射殺された黒人少年の追悼集会で暴動 46人逮捕、警察の過剰鎮圧も問題に

 ブルックリン区で11日夜、警官によって射殺された黒人少年を追悼するために集まった群衆の一部が暴徒に急変し、警官にレンガや瓶などを投げつけたため、警察が鎮圧を試み、46人の逮捕者が出る事態となった。

 同区東フラットブッシュ地区で行われた追悼式は、9日夜にニューヨーク市警察庁(NYPD)の警官によって射殺されたキマニ・グレイさん(16歳)のためのもの。NYPDによると、グレイさんは2人の私服警官と衝突した際に拳銃を向けたため、射殺された。
 だが、グレイさんの親族らは警察側の供述に疑問を抱いており、検死を敢行。その結果、グレイさんは7発の銃弾を浴びていたことが判明、うち3発は背中への銃撃だったとして、無抵抗な若者に無秩序に銃を乱射したとして、警察への抗議デモが暴動へと発展した。

 グレイさんの親戚と名乗る女性はメディアに対し、「キマニ(グレイさん)は友人の銃を保持していることを警察に伝えるため銃を取り出した際に、射殺された」と話しており、デモに参加した別の少年も「殺される必要はなかった」と、警察の乱射に憤りをあらわにした。

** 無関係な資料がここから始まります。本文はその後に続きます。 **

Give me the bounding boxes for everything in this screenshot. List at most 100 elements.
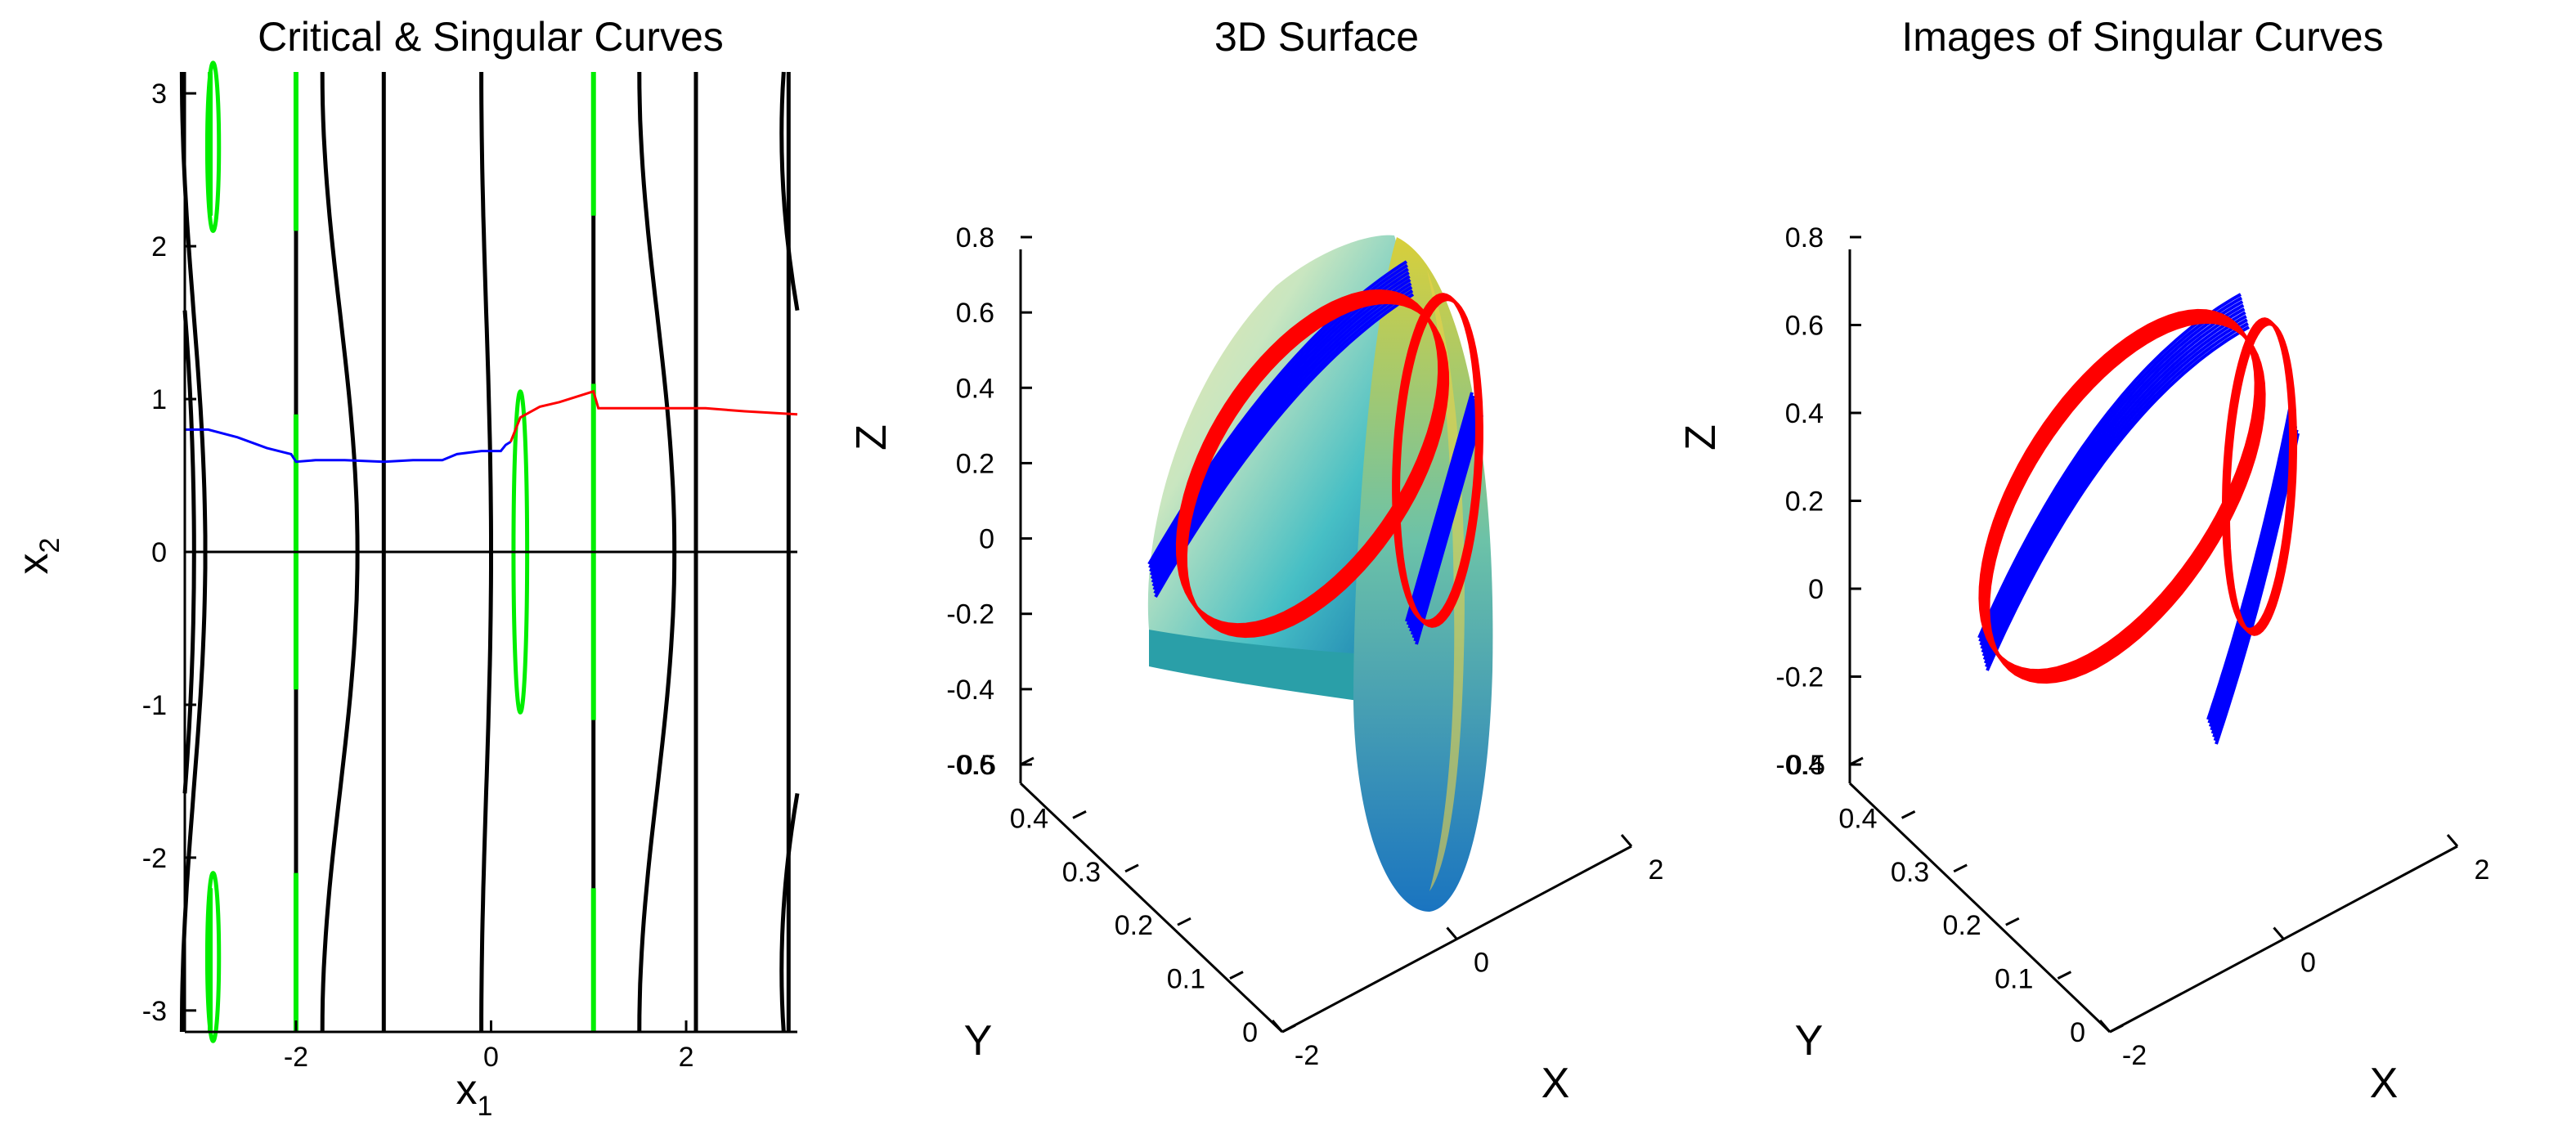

 追悼集会には、昨年ブロンクス区で武装していなかったにも関わらず警官に射殺された少年の父親であるフランク・グラハムさんも参加。「このような惨事が相次いで発生している。我々も怒りを表現する権利がある」と話した。

 同地での抗議デモと暴動は、11日から3日間続いている。元々は警察に対する抗議だったが、暴動はエスカレートしており、暴徒が「警察の行為はKKK(白人至上主義団体)と同じ」などと叫びながら、周辺の小売店を荒らす行為を繰り返すなど、事態は悪化の一途をたどっている。